There's been a strange kind of inconsistency to Halloween at the office since the pandemic happened, leading to annual "Halloween at PCC" photo albums of
wildly varying size. We got a surprising lot out of Halloween "gatherings" over Zoom in 2020, when I got 28 shots. I have come to the office in costume every year except one since then: even though virtually no one was in the office in 2021, when Halloween actually landed on a Sunday so the day I came as "Captain Awesome" was two days before the actual holiday, and hardly anyone came to the office on Fridays. Things returned to much more like pre-covid days in both 2022 (Halloween fell on a Monday) and 2023 (Halloween fell on Tuesday). The office gets the most people on Wednesdays, but 2024 was a Leap Year which meant Halloween
last year was on a Thursday—when most of Merchandising is on store tours, and few of the rest of the office comes in either.
I might still have come to the office in-costume last year if it had been a simple and easy one, but "Gay D. Vance" took a lot of effort, and I did that for an event I went to with Tracy the previous weekend but I did not feel like repeating that effort for little payoff at work. Plus. the Office Relocation Team had a site visit that day, and I didn't want to go to that as "Gay D. Vance." Instead, I just wore my
red button-up shirt with little black skulls and my Day of the Dead Cats earrings and let that be enough. Thus: my "Halloween at PCC" photos albums went from 28 in 2020 (Zoom celebrations) to 13 in 2021 (no office celebration) to 48 in 2022 (delightful return to office celebration) to 30 in 2023 (ditto) to 9 in 204 (no office celebration) and, now,
16 in 2025 (again, no office celebration—but, at least a few of us did have costumes).
I took a total of 39 photos yesterday, but because I combined them with the Capitol Hill Halloween Walk we did early on Thursday, my
Halloween 2025 photo album has a combined 118 shots in it—67 of them from the walk on Thursday; then another 20 I took last night, when we went for a much shorter return visit, checking out displays we saw unfinished Thursday but we knew would be done now. It was indeed raining, and Alexia made the right choice in bailing, but this time Shobhit and I did a little cheat by driving up there instead of walking all the way from home.
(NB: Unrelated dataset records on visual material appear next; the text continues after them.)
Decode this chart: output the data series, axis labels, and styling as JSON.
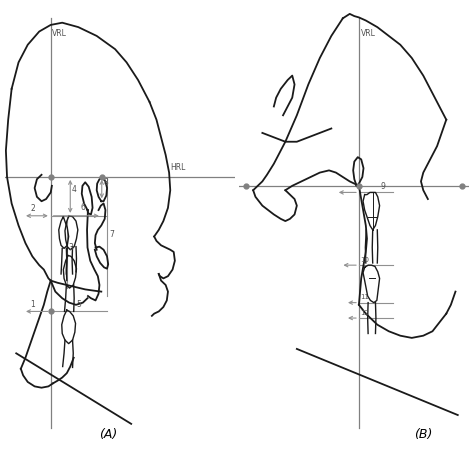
{
  "fig_width": 4.74,
  "fig_height": 4.74,
  "dpi": 100,
  "bg_color": "#ffffff",
  "line_color": "#1a1a1a",
  "ref_line_color": "#808080",
  "arrow_color": "#909090",
  "label_color": "#505050",
  "panel_A_label": "(A)",
  "panel_B_label": "(B)",
  "VRL_label": "VRL",
  "HRL_label": "HRL"
}
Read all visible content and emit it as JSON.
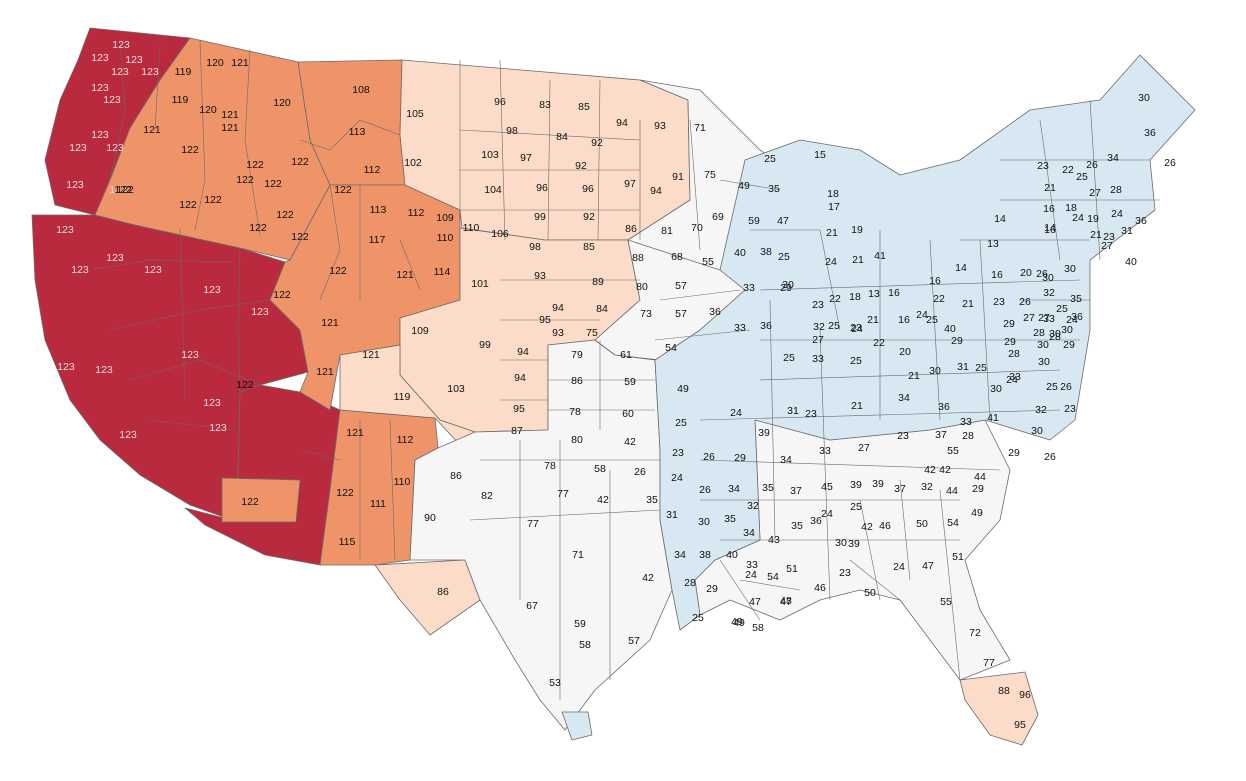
{
  "map": {
    "colors": {
      "dark_red": "#b92a3e",
      "orange": "#ef9468",
      "peach": "#fcdcc9",
      "white": "#f6f6f6",
      "light_blue": "#d7e8f3",
      "border": "#6b6b6b"
    },
    "regions": [
      {
        "name": "pacific-northwest",
        "color": "dark_red"
      },
      {
        "name": "california-nevada",
        "color": "dark_red"
      },
      {
        "name": "arizona-southwest",
        "color": "dark_red"
      },
      {
        "name": "inland-northwest",
        "color": "orange"
      },
      {
        "name": "montana-wyoming",
        "color": "orange"
      },
      {
        "name": "colorado-utah",
        "color": "orange"
      },
      {
        "name": "new-mexico-west",
        "color": "orange"
      },
      {
        "name": "arizona-enclave",
        "color": "orange"
      },
      {
        "name": "great-plains-north",
        "color": "peach"
      },
      {
        "name": "plains-central",
        "color": "peach"
      },
      {
        "name": "southern-colorado-nm",
        "color": "peach"
      },
      {
        "name": "west-texas",
        "color": "peach"
      },
      {
        "name": "florida-south",
        "color": "peach"
      },
      {
        "name": "texas-oklahoma",
        "color": "white"
      },
      {
        "name": "upper-midwest",
        "color": "white"
      },
      {
        "name": "kansas-missouri",
        "color": "white"
      },
      {
        "name": "southeast",
        "color": "white"
      },
      {
        "name": "eastern-us",
        "color": "light_blue"
      },
      {
        "name": "gulf-coast-tip",
        "color": "light_blue"
      }
    ],
    "labels": [
      {
        "t": "123",
        "dark": true
      },
      {
        "t": "123",
        "dark": true
      },
      {
        "t": "123",
        "dark": true
      },
      {
        "t": "123",
        "dark": true
      },
      {
        "t": "123",
        "dark": true
      },
      {
        "t": "123",
        "dark": true
      },
      {
        "t": "123",
        "dark": true
      },
      {
        "t": "123",
        "dark": true
      },
      {
        "t": "123",
        "dark": true
      },
      {
        "t": "123",
        "dark": true
      },
      {
        "t": "123",
        "dark": true
      },
      {
        "t": "123",
        "dark": true
      },
      {
        "t": "123",
        "dark": true
      },
      {
        "t": "123",
        "dark": true
      },
      {
        "t": "123",
        "dark": true
      },
      {
        "t": "123",
        "dark": true
      },
      {
        "t": "123",
        "dark": true
      },
      {
        "t": "123",
        "dark": true
      },
      {
        "t": "123",
        "dark": true
      },
      {
        "t": "123",
        "dark": true
      },
      {
        "t": "123",
        "dark": true
      },
      {
        "t": "123",
        "dark": true
      },
      {
        "t": "123",
        "dark": true
      },
      {
        "t": "123",
        "dark": true
      },
      {
        "t": "119"
      },
      {
        "t": "120"
      },
      {
        "t": "121"
      },
      {
        "t": "119"
      },
      {
        "t": "120"
      },
      {
        "t": "121"
      },
      {
        "t": "121"
      },
      {
        "t": "121"
      },
      {
        "t": "120"
      },
      {
        "t": "122"
      },
      {
        "t": "122"
      },
      {
        "t": "122"
      },
      {
        "t": "122"
      },
      {
        "t": "122"
      },
      {
        "t": "122"
      },
      {
        "t": "122"
      },
      {
        "t": "122"
      },
      {
        "t": "122"
      },
      {
        "t": "122"
      },
      {
        "t": "122"
      },
      {
        "t": "122"
      },
      {
        "t": "122"
      },
      {
        "t": "122"
      },
      {
        "t": "122"
      },
      {
        "t": "113"
      },
      {
        "t": "112"
      },
      {
        "t": "113"
      },
      {
        "t": "112"
      },
      {
        "t": "117"
      },
      {
        "t": "122"
      },
      {
        "t": "121"
      },
      {
        "t": "114"
      },
      {
        "t": "121"
      },
      {
        "t": "121"
      },
      {
        "t": "121"
      },
      {
        "t": "119"
      },
      {
        "t": "121"
      },
      {
        "t": "112"
      },
      {
        "t": "122"
      },
      {
        "t": "115"
      },
      {
        "t": "122"
      },
      {
        "t": "108"
      },
      {
        "t": "105"
      },
      {
        "t": "102"
      },
      {
        "t": "109"
      },
      {
        "t": "110"
      },
      {
        "t": "110"
      },
      {
        "t": "101"
      },
      {
        "t": "109"
      },
      {
        "t": "99"
      },
      {
        "t": "103"
      },
      {
        "t": "110"
      },
      {
        "t": "111"
      },
      {
        "t": "86"
      },
      {
        "t": "90"
      },
      {
        "t": "86"
      },
      {
        "t": "96"
      },
      {
        "t": "83"
      },
      {
        "t": "85"
      },
      {
        "t": "98"
      },
      {
        "t": "84"
      },
      {
        "t": "92"
      },
      {
        "t": "94"
      },
      {
        "t": "93"
      },
      {
        "t": "103"
      },
      {
        "t": "97"
      },
      {
        "t": "92"
      },
      {
        "t": "104"
      },
      {
        "t": "96"
      },
      {
        "t": "96"
      },
      {
        "t": "97"
      },
      {
        "t": "94"
      },
      {
        "t": "91"
      },
      {
        "t": "106"
      },
      {
        "t": "99"
      },
      {
        "t": "92"
      },
      {
        "t": "86"
      },
      {
        "t": "98"
      },
      {
        "t": "85"
      },
      {
        "t": "88"
      },
      {
        "t": "93"
      },
      {
        "t": "89"
      },
      {
        "t": "94"
      },
      {
        "t": "84"
      },
      {
        "t": "95"
      },
      {
        "t": "93"
      },
      {
        "t": "94"
      },
      {
        "t": "94"
      },
      {
        "t": "95"
      },
      {
        "t": "87"
      },
      {
        "t": "86"
      },
      {
        "t": "71"
      },
      {
        "t": "75"
      },
      {
        "t": "69"
      },
      {
        "t": "49"
      },
      {
        "t": "81"
      },
      {
        "t": "70"
      },
      {
        "t": "68"
      },
      {
        "t": "55"
      },
      {
        "t": "80"
      },
      {
        "t": "57"
      },
      {
        "t": "73"
      },
      {
        "t": "57"
      },
      {
        "t": "75"
      },
      {
        "t": "54"
      },
      {
        "t": "79"
      },
      {
        "t": "61"
      },
      {
        "t": "59"
      },
      {
        "t": "49"
      },
      {
        "t": "78"
      },
      {
        "t": "60"
      },
      {
        "t": "80"
      },
      {
        "t": "42"
      },
      {
        "t": "78"
      },
      {
        "t": "58"
      },
      {
        "t": "77"
      },
      {
        "t": "42"
      },
      {
        "t": "82"
      },
      {
        "t": "77"
      },
      {
        "t": "71"
      },
      {
        "t": "42"
      },
      {
        "t": "67"
      },
      {
        "t": "58"
      },
      {
        "t": "57"
      },
      {
        "t": "53"
      },
      {
        "t": "59"
      },
      {
        "t": "47"
      },
      {
        "t": "49"
      },
      {
        "t": "55"
      },
      {
        "t": "42"
      },
      {
        "t": "42"
      },
      {
        "t": "44"
      },
      {
        "t": "44"
      },
      {
        "t": "49"
      },
      {
        "t": "50"
      },
      {
        "t": "54"
      },
      {
        "t": "46"
      },
      {
        "t": "42"
      },
      {
        "t": "47"
      },
      {
        "t": "51"
      },
      {
        "t": "46"
      },
      {
        "t": "50"
      },
      {
        "t": "55"
      },
      {
        "t": "72"
      },
      {
        "t": "77"
      },
      {
        "t": "51"
      },
      {
        "t": "54"
      },
      {
        "t": "47"
      },
      {
        "t": "48"
      },
      {
        "t": "49"
      },
      {
        "t": "58"
      },
      {
        "t": "43"
      },
      {
        "t": "88"
      },
      {
        "t": "96"
      },
      {
        "t": "95"
      },
      {
        "t": "30"
      },
      {
        "t": "36"
      },
      {
        "t": "26"
      },
      {
        "t": "23"
      },
      {
        "t": "22"
      },
      {
        "t": "26"
      },
      {
        "t": "34"
      },
      {
        "t": "25"
      },
      {
        "t": "21"
      },
      {
        "t": "27"
      },
      {
        "t": "28"
      },
      {
        "t": "18"
      },
      {
        "t": "16"
      },
      {
        "t": "24"
      },
      {
        "t": "19"
      },
      {
        "t": "24"
      },
      {
        "t": "21"
      },
      {
        "t": "23"
      },
      {
        "t": "31"
      },
      {
        "t": "36"
      },
      {
        "t": "27"
      },
      {
        "t": "40"
      },
      {
        "t": "14"
      },
      {
        "t": "14"
      },
      {
        "t": "16"
      },
      {
        "t": "13"
      },
      {
        "t": "14"
      },
      {
        "t": "16"
      },
      {
        "t": "20"
      },
      {
        "t": "30"
      },
      {
        "t": "26"
      },
      {
        "t": "30"
      },
      {
        "t": "32"
      },
      {
        "t": "35"
      },
      {
        "t": "16"
      },
      {
        "t": "22"
      },
      {
        "t": "21"
      },
      {
        "t": "23"
      },
      {
        "t": "26"
      },
      {
        "t": "27"
      },
      {
        "t": "27"
      },
      {
        "t": "29"
      },
      {
        "t": "30"
      },
      {
        "t": "28"
      },
      {
        "t": "28"
      },
      {
        "t": "33"
      },
      {
        "t": "24"
      },
      {
        "t": "25"
      },
      {
        "t": "30"
      },
      {
        "t": "36"
      },
      {
        "t": "30"
      },
      {
        "t": "29"
      },
      {
        "t": "25"
      },
      {
        "t": "15"
      },
      {
        "t": "35"
      },
      {
        "t": "18"
      },
      {
        "t": "17"
      },
      {
        "t": "21"
      },
      {
        "t": "19"
      },
      {
        "t": "59"
      },
      {
        "t": "47"
      },
      {
        "t": "40"
      },
      {
        "t": "38"
      },
      {
        "t": "25"
      },
      {
        "t": "24"
      },
      {
        "t": "21"
      },
      {
        "t": "41"
      },
      {
        "t": "33"
      },
      {
        "t": "30"
      },
      {
        "t": "29"
      },
      {
        "t": "23"
      },
      {
        "t": "22"
      },
      {
        "t": "18"
      },
      {
        "t": "13"
      },
      {
        "t": "16"
      },
      {
        "t": "36"
      },
      {
        "t": "33"
      },
      {
        "t": "36"
      },
      {
        "t": "32"
      },
      {
        "t": "25"
      },
      {
        "t": "23"
      },
      {
        "t": "21"
      },
      {
        "t": "16"
      },
      {
        "t": "25"
      },
      {
        "t": "24"
      },
      {
        "t": "40"
      },
      {
        "t": "33"
      },
      {
        "t": "25"
      },
      {
        "t": "27"
      },
      {
        "t": "25"
      },
      {
        "t": "24"
      },
      {
        "t": "22"
      },
      {
        "t": "20"
      },
      {
        "t": "29"
      },
      {
        "t": "29"
      },
      {
        "t": "30"
      },
      {
        "t": "31"
      },
      {
        "t": "28"
      },
      {
        "t": "25"
      },
      {
        "t": "21"
      },
      {
        "t": "24"
      },
      {
        "t": "25"
      },
      {
        "t": "30"
      },
      {
        "t": "33"
      },
      {
        "t": "30"
      },
      {
        "t": "26"
      },
      {
        "t": "32"
      },
      {
        "t": "23"
      },
      {
        "t": "23"
      },
      {
        "t": "21"
      },
      {
        "t": "34"
      },
      {
        "t": "36"
      },
      {
        "t": "25"
      },
      {
        "t": "24"
      },
      {
        "t": "39"
      },
      {
        "t": "31"
      },
      {
        "t": "33"
      },
      {
        "t": "37"
      },
      {
        "t": "41"
      },
      {
        "t": "28"
      },
      {
        "t": "29"
      },
      {
        "t": "30"
      },
      {
        "t": "26"
      },
      {
        "t": "23"
      },
      {
        "t": "26"
      },
      {
        "t": "29"
      },
      {
        "t": "34"
      },
      {
        "t": "33"
      },
      {
        "t": "27"
      },
      {
        "t": "23"
      },
      {
        "t": "26"
      },
      {
        "t": "24"
      },
      {
        "t": "26"
      },
      {
        "t": "34"
      },
      {
        "t": "35"
      },
      {
        "t": "37"
      },
      {
        "t": "45"
      },
      {
        "t": "39"
      },
      {
        "t": "39"
      },
      {
        "t": "37"
      },
      {
        "t": "32"
      },
      {
        "t": "29"
      },
      {
        "t": "25"
      },
      {
        "t": "24"
      },
      {
        "t": "35"
      },
      {
        "t": "31"
      },
      {
        "t": "30"
      },
      {
        "t": "35"
      },
      {
        "t": "34"
      },
      {
        "t": "32"
      },
      {
        "t": "35"
      },
      {
        "t": "36"
      },
      {
        "t": "30"
      },
      {
        "t": "39"
      },
      {
        "t": "34"
      },
      {
        "t": "38"
      },
      {
        "t": "40"
      },
      {
        "t": "33"
      },
      {
        "t": "24"
      },
      {
        "t": "28"
      },
      {
        "t": "29"
      },
      {
        "t": "23"
      },
      {
        "t": "24"
      },
      {
        "t": "25"
      }
    ]
  }
}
We brought our umbrellas, parked on 18th just south of Aloha, and walked around just maybe three blocks or so there for about half an hour. I'm really glad we did, too, because I got a lot of great shots I hadn't gotten on Thursday. We also found one house passing out
cups of wine to the adults taking their kids trick-or-treating! Shobhit and I don't have kids, of course, but the lady at the table with wine in a front yard didn't ask.
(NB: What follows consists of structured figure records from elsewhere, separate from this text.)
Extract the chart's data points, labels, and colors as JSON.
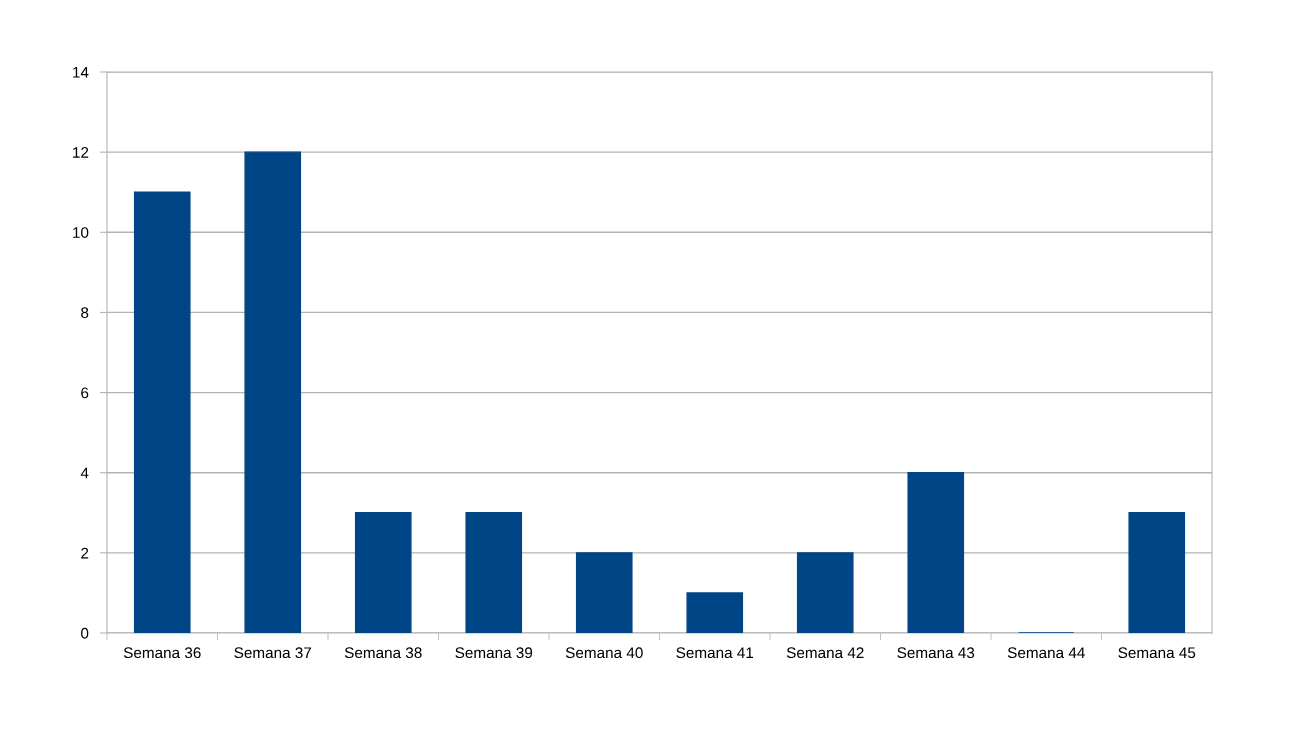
{
  "chart_data": {
    "type": "bar",
    "categories": [
      "Semana 36",
      "Semana 37",
      "Semana 38",
      "Semana 39",
      "Semana 40",
      "Semana 41",
      "Semana 42",
      "Semana 43",
      "Semana 44",
      "Semana 45"
    ],
    "values": [
      11,
      12,
      3,
      3,
      2,
      1,
      2,
      4,
      0,
      3
    ],
    "color": "#004586",
    "ylim": [
      0,
      14
    ],
    "yticks": [
      0,
      2,
      4,
      6,
      8,
      10,
      12,
      14
    ],
    "grid": "y"
  }
}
Once we were done with that, we drove to PCC Central District, that being the other thing we had to do that we combined with our purposes going out again last night. There was a "Deal of the Day" going on where you get a free cheese take & bake pizza if you buy one other take & bake pizza. Can you guess what we had for dinner last night? We ate while finishing season two of
Nobody Wants This on Netflix, thus closing out Halloween 2025.